Although not dispositive, it is worth noting that both petitioners and respondent apparently proceeded with the understanding that an appraisal submitted by an MAI appraiser, i.e., a Successor Appraiser, would be binding, and that may explain why respondent did not contend otherwise in Supreme Court. After Bellows and Bob Pogel declined to perform an appraisal, the parties, in an attempt to reach a settlement, selected Midtown Valuation Group, LLC (Midtown) to perform a nonbinding appraisal. Midtown prepared an appraisal, but the parties still could not agree on the value of decedent’s membership interest. Petitioners therefore selected a Successor Appraiser, in accordance with the appraisal clause. If, as respondent contends, the appraisal from the Successor Appraiser is not binding, there was no need for the parties to select Midtown to prepare a nonbinding appraisal for settlement purposes.

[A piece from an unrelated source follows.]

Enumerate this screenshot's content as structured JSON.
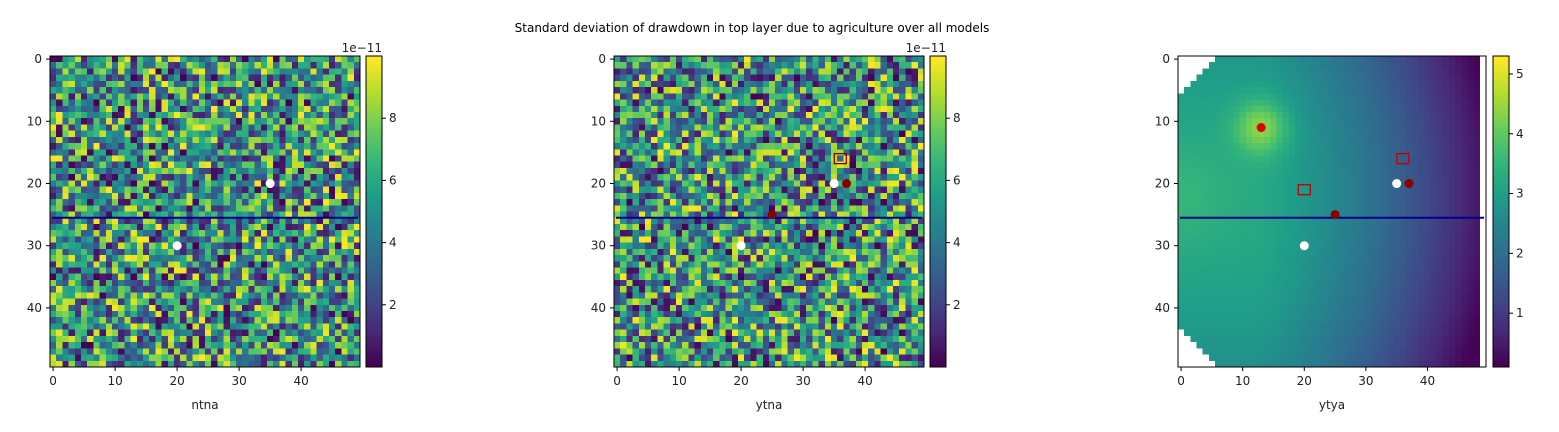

*1285It is true, as respondent points out, that the operating agreements also contain a general arbitration clause. It provides that any “controversy or claim arising out of or relating to” the agreements shall be submitted to arbitration and that, “if the matter submitted to arbitration shall involve a dispute as to the value of a Membership Interest, one of the arbitrators shall be a certified public accountant and shall have no prior affiliation with any Member or the Company.” Contrary to respondent’s contention, however, the arbitration clause does not compel a finding that the parties’ dispute over the value of decedent’s membership interest must be arbitrated. As a preliminary matter, I note that respondent’s contention with respect to the arbitration clause applies with equal force to an appraisal submitted by the Appraiser, which respondent concedes would be binding. In any event, the presence of both the appraisal clause and the arbitration clause gives rise to an issue of arbitrability, which was properly resolved by the court (see Steelworkers v American Mfg. Co., 363 US 564, 570-571 [1960] [“(S)ince arbitration is a creature of contract, a court must always inquire . . . whether the parties have agreed to arbitrate the particular dispute”]; Matter of Dimson [Elghanayan], 19 NY2d 316, 324 [1967]). In my view, the provision of the appraisal clause directing the Appraiser or Successor Appraiser definitively to determine the value of a membership interest removed that subject from the purview of the arbitrator (see Dimson, 19 NY2d at 325).

In addition, it is a well-settled proposition that, “[w]here a contract . . . employs contradictory language, specific provisions control over general provisions” (Green Harbour Homeowners’ Assn., Inc. v G.H. Dev. & Constr., Inc., 14 AD3d 963, 965 [2005]; see Muzak Corp., 1 NY2d at 46). Here, the appraisal clause is far more specific than the arbitration clause, which is contained in a section of the agreements merely entitled “General Provisions.” There is thus no merit to respondent’s contention that the dispute over the value of decedent’s membership must be arbitrated. Having reviewed respondent’s remaining challenges to the court’s confirmation of the appraisal submitted by the Successor Appraiser and the court’s staying of arbitration on the issue of the purchase price, I conclude that those challenges similarly are without merit.

Finally, I conclude that the court erred in awarding interest to respondent on the entire amount of the purchase price. In my view, interest should be awarded only on the 10% down payment and any monthly payments that accrued as of the closing date, March 7, 2011 (see CPLR 5001 [a]). I would therefore *1286modify the judgment only with respect to the amount of the award of interest. Present — Scudder, EJ., Centra, Peradotto and Lindley, JJ.